Mr Clark pointed out that there was no reason why we should not be told what information Blunt gave before 1945. He also pointed out that Blunt, apparently, was an important spy and a tough one. He resisted interrogation on II occasions. He was a virulent supporter of one of the most appalling regimes from which men have ever suffered. It is indeed difficult to believe on this hypothesis, and on the evidence we have, that his pardon was justified or will do much to boost the morale of the secret service. The alternative is that he was an important spy, but, if so, it is equally difficult to believe that he would have supplied much useful information after he betrayed the Russians.

In either case it was incomprehensible that he should have had his office at the Palace renewed when he could have been quietly retired. Incomprehensible too was his treatment at The Times, That newspaper had already carried an admirable piece by Bernard Levin about the intimations of death which he detected exuding from some letters to that paper praising Mr Blunt. (I am sure that if Mr Levin ever enters The Times building he will in future do so with his handkerchief clamped firmly to his nose). Such things are incomprehensible except on the assumption that there is one law for the Establishment and one for others. It seems to most people that Blunt was pardoned not only because he himself was a member of the Establishment but, above all, in order to protect the Palace and higher reaches of the public service. No evidence was produced in the debate which convincingly contradicted that. Does this matter? Does it matter that one old man should be let off? It might not matter were it not that thousands of much less contemptible criminals are not let off. Let us show mercy by all means, but start with more deserving cases. I don't even admire those who save their own skins by betraying their fellow spies. It seems a curious quirk of conscience. Very few of those who turn King's evidence are given lunch at The Times or indeed two days' notice if their case is to be mentioned in Parliament.

The importance of this distinction between the Establishment and others is that we are always being told by the Establishment that we must assert the rule of law. The rule of law must be a general rule, applied impartially to all. The general rule must also govern our behaviour towards criminals, even apart from the sentences imposed on them. Example is also important. How can you expect to stop vandalism when the leading vandals in our cities are important people in government departments, local authorities, universities and insurance companies? How can you denouce lawlessness in the face of cover-ups and the obsequious treatment of those who spy for such regimes as the Russians and then turn double traitors?

Some years ago I made the suggestion that the Establishment might set an example, or at least practice what they preach, over incomes policy. My rather trite remarks were met with howls of abuse. So I am not surprised that the Establishment is still deeply convinced that it should not be subject to the same rules as other men. I only say that it is a dangerous delusion, not only for the country but also for the Conservative Government.

Mrs Thatcher, given the limits imposed by British hypocrisy, behaved with sense and courage.

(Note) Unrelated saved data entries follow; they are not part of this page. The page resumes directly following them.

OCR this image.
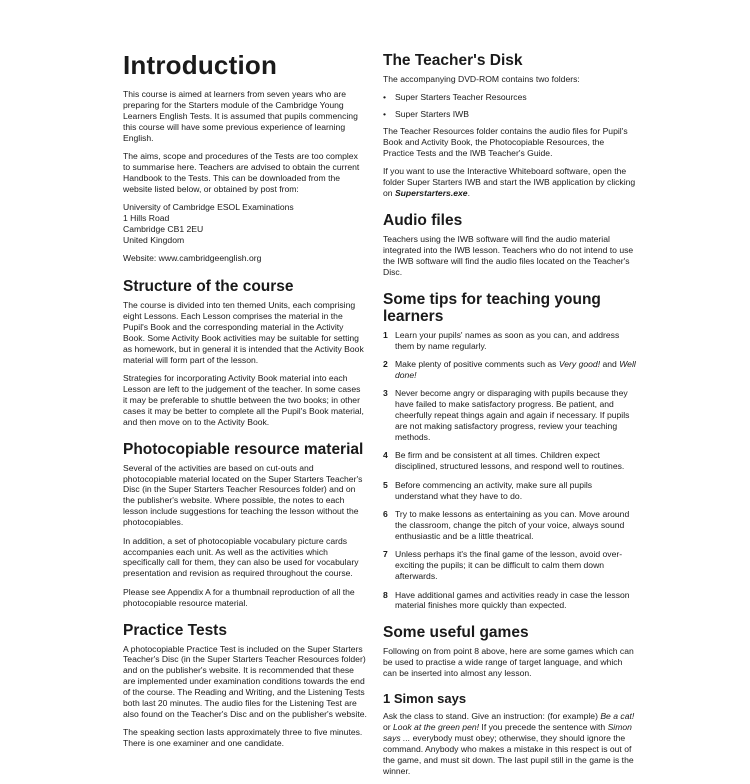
Introduction

This course is aimed at learners from seven years who are preparing for the Starters module of the Cambridge Young Learners English Tests. It is assumed that pupils commencing this course will have some previous experience of learning English.

The aims, scope and procedures of the Tests are too complex to summarise here. Teachers are advised to obtain the current Handbook to the Tests. This can be downloaded from the website listed below, or obtained by post from:

University of Cambridge ESOL Examinations

1 Hills Road

Cambridge CB1 2EU

United Kingdom

Website: www.cambridgeenglish.org

Structure of the course

The course is divided into ten themed Units, each comprising eight Lessons. Each Lesson comprises the material in the Pupil's Book and the corresponding material in the Activity Book. Some Activity Book activities may be suitable for setting as homework, but in general it is intended that the Activity Book material will form part of the lesson.

Strategies for incorporating Activity Book material into each Lesson are left to the judgement of the teacher. In some cases it may be preferable to shuttle between the two books; in other cases it may be better to complete all the Pupil's Book material, and then move on to the Activity Book.

Photocopiable resource material

Several of the activities are based on cut-outs and photocopiable material located on the Super Starters Teacher's Disc (in the Super Starters Teacher Resources folder) and on the publisher's website. Where possible, the notes to each lesson include suggestions for teaching the lesson without the photocopiables.

In addition, a set of photocopiable vocabulary picture cards accompanies each unit. As well as the activities which specifically call for them, they can also be used for vocabulary presentation and revision as required throughout the course.

Please see Appendix A for a thumbnail reproduction of all the photocopiable resource material.

Practice Tests

A photocopiable Practice Test is included on the Super Starters Teacher's Disc (in the Super Starters Teacher Resources folder) and on the publisher's website. It is recommended that these are implemented under examination conditions towards the end of the course. The Reading and Writing, and the Listening Tests both last 20 minutes. The audio files for the Listening Test are also found on the Teacher's Disc and on the publisher's website.

The speaking section lasts approximately three to five minutes. There is one examiner and one candidate.

The Teacher's Disk

The accompanying DVD-ROM contains two folders:

• Super Starters Teacher Resources
• Super Starters IWB

The Teacher Resources folder contains the audio files for Pupil's Book and Activity Book, the Photocopiable Resources, the Practice Tests and the IWB Teacher's Guide.

If you want to use the Interactive Whiteboard software, open the folder Super Starters IWB and start the IWB application by clicking on Superstarters.exe.

Audio files

Teachers using the IWB software will find the audio material integrated into the IWB lesson. Teachers who do not intend to use the IWB software will find the audio files located on the Teacher's Disc.

Some tips for teaching young learners
1 Learn your pupils' names as soon as you can, and address them by name regularly.
2 Make plenty of positive comments such as Very good! and Well done!
3 Never become angry or disparaging with pupils because they have failed to make satisfactory progress. Be patient, and cheerfully repeat things again and again if necessary. If pupils are not making satisfactory progress, review your teaching methods.
4 Be firm and be consistent at all times. Children expect disciplined, structured lessons, and respond well to routines.
5 Before commencing an activity, make sure all pupils understand what they have to do.
6 Try to make lessons as entertaining as you can. Move around the classroom, change the pitch of your voice, always sound enthusiastic and be a little theatrical.
7 Unless perhaps it's the final game of the lesson, avoid over-exciting the pupils; it can be difficult to calm them down afterwards.
8 Have additional games and activities ready in case the lesson material finishes more quickly than expected.
Some useful games

Following on from point 8 above, here are some games which can be used to practise a wide range of target language, and which can be inserted into almost any lesson.

1 Simon says

Ask the class to stand. Give an instruction: (for example) Be a cat! or Look at the green pen! If you precede the sentence with Simon says ... everybody must obey; otherwise, they should ignore the command. Anybody who makes a mistake in this respect is out of the game, and must sit down. The last pupil still in the game is the winner.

But however unjust the imputation may be, her Government is in danger of being branded as the instrument of that established bureaucracy she came in to curb. Seventeen per cent interest rates and other monetary curbs do not worry top public servants with their cars, their indexed pensions and the certainty that even the professed socialists among them with their belief in equality, will be found well paid posts in addition to their pensions when they retire. The monetary policies of the Government make money for bankers and such like. It is small businesses, individual enterprise and hard work which the Government's policies are attacking. It is not around Buckingham Palace, Whitehall, Westminster or the Bank of England that there is any suffering: it is in the industrial North, Scotland and Wales. lf the Tories really want to prove that they are now the party for the common people, they must not be seen as the protectors of the Top People. If, as is widely hinted, there are more highly placed ex-spies, the sooner the Government tells us about them the better.

It is fashionable to treat such cases as that of Blunt either with world weariness, cynicism, murmurs about charm, knowledge of art, etc, or with a light laugh. I do not myself think that we can shrug off these events so easily. I certainly do not think that the massacres in concentration camps which the Blunts of this world condone are a laughing matter. All that Mrs Sidney Webb said having been told that cattle trucks loaded with starving people were being sent to Siberia was, 'Very bad stage management. Ridiculous to let you see them. The English are always so sentimental. You can't make an omelette without breaking eggs'. What an omelette.